Over 100,000 adrenaline auto-injectors ('EpiPen') have been given to people with severe food allergy (food anaphylaxis) over the past 20 years, but as the death rate has remained at around five per year it seems possible they are not saving lives. New research from Dr Richard Pumphrey of the Central Manchester Hospitals, UK, has today revealed why.

Dr Pumphrey looked at the circumstances around each of the 110 deaths from food allergy that have occurred since introduction of the EpiPen. He found that two out of three of those dying had not been given EpiPens because their previous reactions had been so mild. "Of those who had been given pens, around half used the pen late or not at all because they were not carrying them at the time of the attack", he explained, "and the other half had used the pens correctly but still died". This latter group are the most perplexing, and are an important focus of Dr. Pumphrey's research, delegates at the Congress of the European Academy of Allergy and Clinical Immunology in Istanbul were told today.

When the pens are activated, a needle is shot through the skin and followed by an automatic injection of adrenaline. This adrenaline works best - and is most likely to save a life - if it is given into the muscle. In overweight people, however, the needle may not reach the muscle and therefore neither does the adrenaline 'shot' - which could put the life of the patient at greater risk during an anaphylactic attack. "The needle will not reach the muscle in a significant fraction of those with severe food allergies, so it is an important issue," said Dr Pumphrey. Because the needle tracks are rarely dissected at post mortem examinations, the failure to inject into the muscle has only been confirmed in a single case of fatal reaction following correct pen use but the same thing is likely to have happened in over half the remaining fatalities.

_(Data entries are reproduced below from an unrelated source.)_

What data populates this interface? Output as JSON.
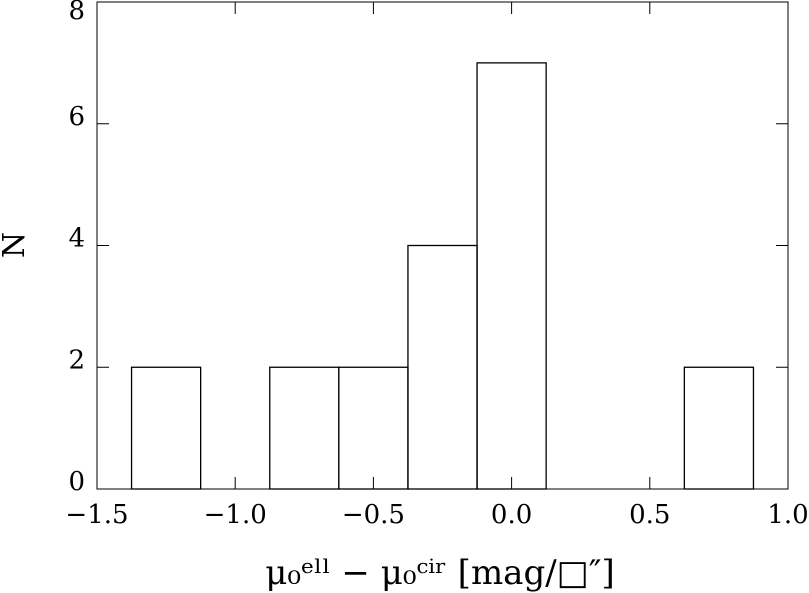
{
  "chart_data": {
    "type": "histogram",
    "bins": [
      -1.375,
      -1.125,
      -0.875,
      -0.625,
      -0.375,
      -0.125,
      0.125,
      0.375,
      0.625,
      0.875
    ],
    "values": [
      2,
      0,
      2,
      2,
      4,
      7,
      0,
      0,
      2
    ],
    "color": "#000000",
    "xlim": [
      -1.5,
      1.0
    ],
    "ylim": [
      0,
      8
    ],
    "xticks": [
      {
        "value": -1.5,
        "label": "−1.5"
      },
      {
        "value": -1.0,
        "label": "−1.0"
      },
      {
        "value": -0.5,
        "label": "−0.5"
      },
      {
        "value": 0.0,
        "label": "0.0"
      },
      {
        "value": 0.5,
        "label": "0.5"
      },
      {
        "value": 1.0,
        "label": "1.0"
      }
    ],
    "yticks": [
      0,
      2,
      4,
      6,
      8
    ],
    "xlabel": "μ₀ᵉˡˡ − μ₀ᶜⁱʳ [mag/□″]",
    "ylabel": "N"
  }
}
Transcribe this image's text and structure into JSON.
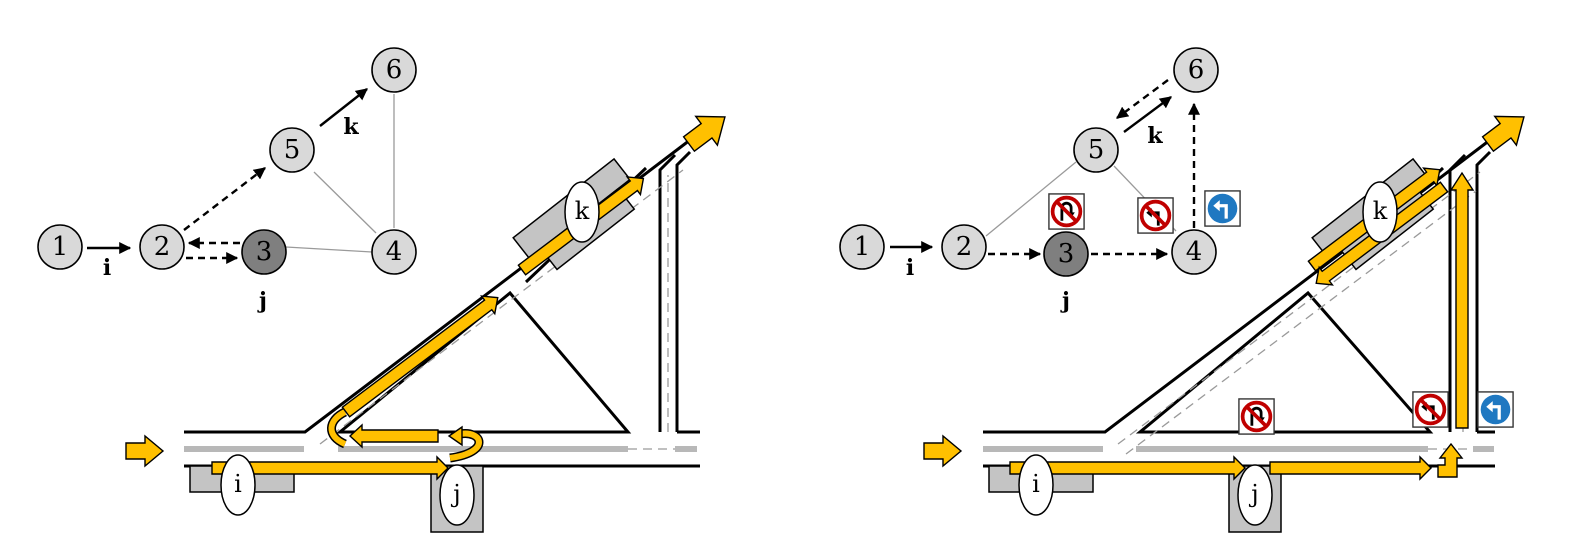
{
  "colors": {
    "flow": "#ffc000",
    "node_fill": "#d9d9d9",
    "node_highlight": "#7f7f7f",
    "bay": "#c4c4c4",
    "sign_red": "#c00000",
    "sign_blue": "#1f78c1"
  },
  "left_panel": {
    "graph": {
      "nodes": [
        {
          "id": "1",
          "highlight": false
        },
        {
          "id": "2",
          "highlight": false
        },
        {
          "id": "3",
          "highlight": true
        },
        {
          "id": "4",
          "highlight": false
        },
        {
          "id": "5",
          "highlight": false
        },
        {
          "id": "6",
          "highlight": false
        }
      ],
      "edges": [
        {
          "from": "1",
          "to": "2",
          "style": "solid-arrow",
          "label": "i"
        },
        {
          "from": "2",
          "to": "3",
          "style": "dashed-arrow",
          "label": ""
        },
        {
          "from": "3",
          "to": "2",
          "style": "dashed-arrow",
          "label": ""
        },
        {
          "from": "2",
          "to": "5",
          "style": "dashed-arrow",
          "label": ""
        },
        {
          "from": "5",
          "to": "6",
          "style": "solid-arrow",
          "label": "k"
        },
        {
          "from": "3",
          "to": "4",
          "style": "plain",
          "label": ""
        },
        {
          "from": "5",
          "to": "4",
          "style": "plain",
          "label": ""
        },
        {
          "from": "6",
          "to": "4",
          "style": "plain",
          "label": ""
        }
      ],
      "node_label_j": "j"
    },
    "road_tags": [
      "i",
      "j",
      "k"
    ]
  },
  "right_panel": {
    "graph": {
      "nodes": [
        {
          "id": "1",
          "highlight": false
        },
        {
          "id": "2",
          "highlight": false
        },
        {
          "id": "3",
          "highlight": true
        },
        {
          "id": "4",
          "highlight": false
        },
        {
          "id": "5",
          "highlight": false
        },
        {
          "id": "6",
          "highlight": false
        }
      ],
      "edges": [
        {
          "from": "1",
          "to": "2",
          "style": "solid-arrow",
          "label": "i"
        },
        {
          "from": "2",
          "to": "3",
          "style": "dashed-arrow",
          "label": ""
        },
        {
          "from": "3",
          "to": "4",
          "style": "dashed-arrow",
          "label": ""
        },
        {
          "from": "4",
          "to": "6",
          "style": "dashed-arrow",
          "label": ""
        },
        {
          "from": "6",
          "to": "5",
          "style": "dashed-arrow",
          "label": ""
        },
        {
          "from": "5",
          "to": "6",
          "style": "solid-arrow",
          "label": "k"
        },
        {
          "from": "2",
          "to": "5",
          "style": "plain",
          "label": ""
        },
        {
          "from": "5",
          "to": "4",
          "style": "plain",
          "label": ""
        }
      ],
      "node_label_j": "j"
    },
    "road_tags": [
      "i",
      "j",
      "k"
    ],
    "signs": [
      {
        "type": "no-u-turn",
        "icon": "no-u-turn-icon"
      },
      {
        "type": "no-left-turn",
        "icon": "no-left-turn-icon"
      },
      {
        "type": "left-turn-only",
        "icon": "left-turn-icon"
      }
    ]
  }
}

Despite manufacturers assurances that the force of the injection means the adrenaline will reach the muscle even if the needle doesn't reach that far, recent research from the UK and US has shown this is not the case, and so other solutions will need to be found. One option is to produce pens with longer needles. "It is easy to do, but expensive for manufacturers, who would need to make costly adjustments to the design and machinery - but it is something they are considering, however," he said. In the meantime, better training in the use of the pens could help, including working out the best injection point on the thigh, where the fat is thinnest and the injection is most likely to reach the muscle.

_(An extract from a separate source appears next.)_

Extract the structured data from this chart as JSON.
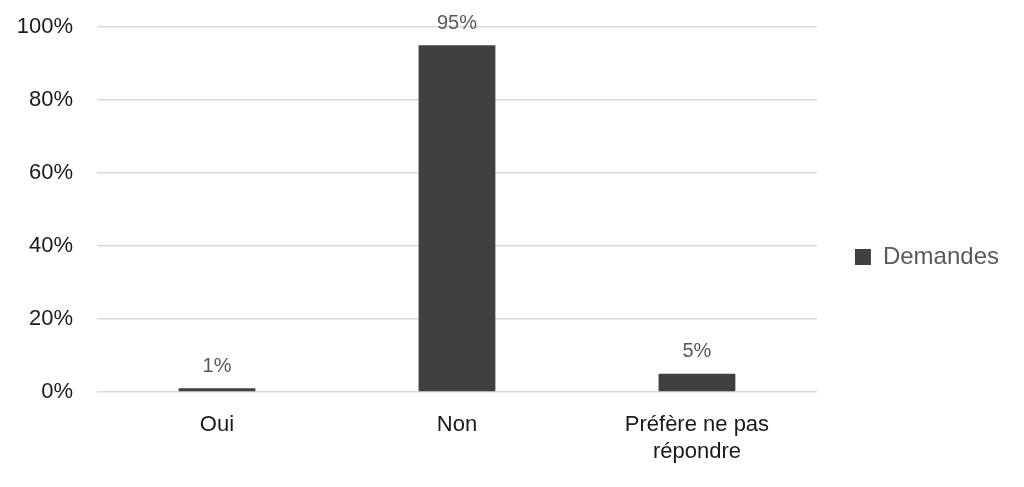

There should also be more emphasis on patients taking the pens with them when they go into situations where they could be at risk. "The peak age for deaths from food allergy is between 18 and 24, and the advice needs to be tailored to them - this age group has varying views on risk," said Dr Pumphrey.

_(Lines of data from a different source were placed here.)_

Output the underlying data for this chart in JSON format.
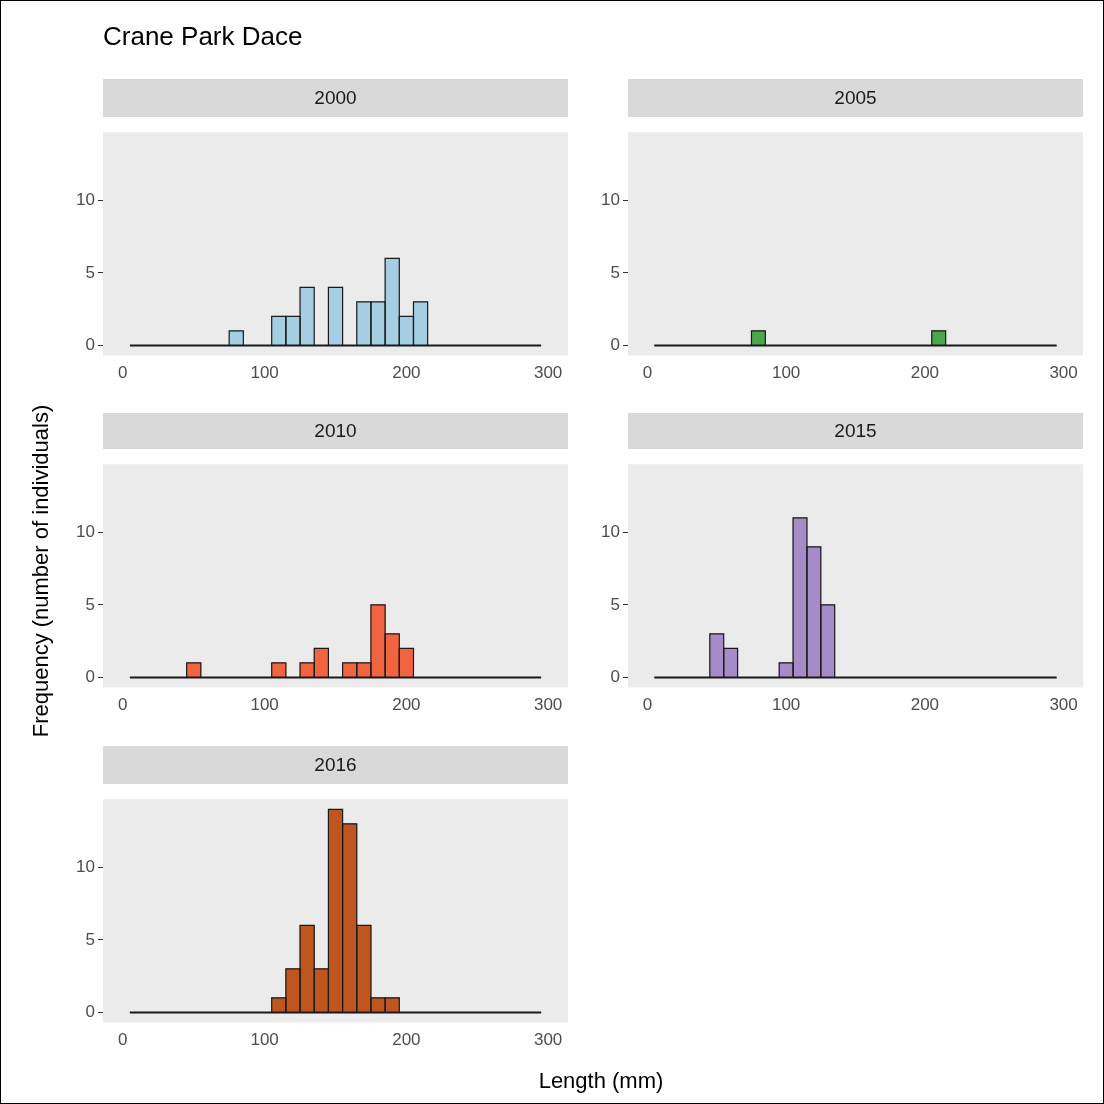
{
  "chart_data": [
    {
      "type": "histogram",
      "title": "Crane Park Dace",
      "subtitle": "2000",
      "color": "#a6cee3",
      "bins": [
        5,
        15,
        25,
        35,
        45,
        55,
        65,
        75,
        85,
        95,
        105,
        115,
        125,
        135,
        145,
        155,
        165,
        175,
        185,
        195,
        205,
        215,
        225,
        235,
        245,
        255,
        265,
        275,
        285,
        295
      ],
      "values": [
        0,
        0,
        0,
        0,
        0,
        0,
        0,
        1,
        0,
        0,
        2,
        2,
        4,
        0,
        4,
        0,
        3,
        3,
        6,
        2,
        3,
        0,
        0,
        0,
        0,
        0,
        0,
        0,
        0
      ],
      "xlim": [
        -14,
        314
      ],
      "ylim": [
        -0.7,
        14.7
      ],
      "xticks": [
        0,
        100,
        200,
        300
      ],
      "yticks": [
        0,
        5,
        10
      ]
    },
    {
      "type": "histogram",
      "subtitle": "2005",
      "color": "#4ca64c",
      "bins": [
        5,
        15,
        25,
        35,
        45,
        55,
        65,
        75,
        85,
        95,
        105,
        115,
        125,
        135,
        145,
        155,
        165,
        175,
        185,
        195,
        205,
        215,
        225,
        235,
        245,
        255,
        265,
        275,
        285,
        295
      ],
      "values": [
        0,
        0,
        0,
        0,
        0,
        0,
        0,
        1,
        0,
        0,
        0,
        0,
        0,
        0,
        0,
        0,
        0,
        0,
        0,
        0,
        1,
        0,
        0,
        0,
        0,
        0,
        0,
        0,
        0
      ],
      "xlim": [
        -14,
        314
      ],
      "ylim": [
        -0.7,
        14.7
      ],
      "xticks": [
        0,
        100,
        200,
        300
      ],
      "yticks": [
        0,
        5,
        10
      ]
    },
    {
      "type": "histogram",
      "subtitle": "2010",
      "ylabel": "Frequency (number of individuals)",
      "color": "#f0653f",
      "bins": [
        5,
        15,
        25,
        35,
        45,
        55,
        65,
        75,
        85,
        95,
        105,
        115,
        125,
        135,
        145,
        155,
        165,
        175,
        185,
        195,
        205,
        215,
        225,
        235,
        245,
        255,
        265,
        275,
        285,
        295
      ],
      "values": [
        0,
        0,
        0,
        0,
        1,
        0,
        0,
        0,
        0,
        0,
        1,
        0,
        1,
        2,
        0,
        1,
        1,
        5,
        3,
        2,
        0,
        0,
        0,
        0,
        0,
        0,
        0,
        0,
        0
      ],
      "xlim": [
        -14,
        314
      ],
      "ylim": [
        -0.7,
        14.7
      ],
      "xticks": [
        0,
        100,
        200,
        300
      ],
      "yticks": [
        0,
        5,
        10
      ]
    },
    {
      "type": "histogram",
      "subtitle": "2015",
      "color": "#a58bc8",
      "bins": [
        5,
        15,
        25,
        35,
        45,
        55,
        65,
        75,
        85,
        95,
        105,
        115,
        125,
        135,
        145,
        155,
        165,
        175,
        185,
        195,
        205,
        215,
        225,
        235,
        245,
        255,
        265,
        275,
        285,
        295
      ],
      "values": [
        0,
        0,
        0,
        0,
        3,
        2,
        0,
        0,
        0,
        1,
        11,
        9,
        5,
        0,
        0,
        0,
        0,
        0,
        0,
        0,
        0,
        0,
        0,
        0,
        0,
        0,
        0,
        0,
        0
      ],
      "xlim": [
        -14,
        314
      ],
      "ylim": [
        -0.7,
        14.7
      ],
      "xticks": [
        0,
        100,
        200,
        300
      ],
      "yticks": [
        0,
        5,
        10
      ]
    },
    {
      "type": "histogram",
      "subtitle": "2016",
      "xlabel": "Length (mm)",
      "color": "#c0561f",
      "bins": [
        5,
        15,
        25,
        35,
        45,
        55,
        65,
        75,
        85,
        95,
        105,
        115,
        125,
        135,
        145,
        155,
        165,
        175,
        185,
        195,
        205,
        215,
        225,
        235,
        245,
        255,
        265,
        275,
        285,
        295
      ],
      "values": [
        0,
        0,
        0,
        0,
        0,
        0,
        0,
        0,
        0,
        0,
        1,
        3,
        6,
        3,
        14,
        13,
        6,
        1,
        1,
        0,
        0,
        0,
        0,
        0,
        0,
        0,
        0,
        0,
        0
      ],
      "xlim": [
        -14,
        314
      ],
      "ylim": [
        -0.7,
        14.7
      ],
      "xticks": [
        0,
        100,
        200,
        300
      ],
      "yticks": [
        0,
        5,
        10
      ]
    }
  ]
}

Adrenaline auto-injectors are not by themselves an adequate solution to the problem of food anaphylaxis, and need to be combined with other tactics such as optimal avoidance of trigger foods and proper management of any other medical conditions that make these reactions more dangerous.

Notes

Publication: Pumphrey RSH. When should self-injectible epinephrine be prescribed for food allergy and when should it be used? Curr Opin Allergy Clin Immunol. 2008 Jun;8(3):254-60. Review.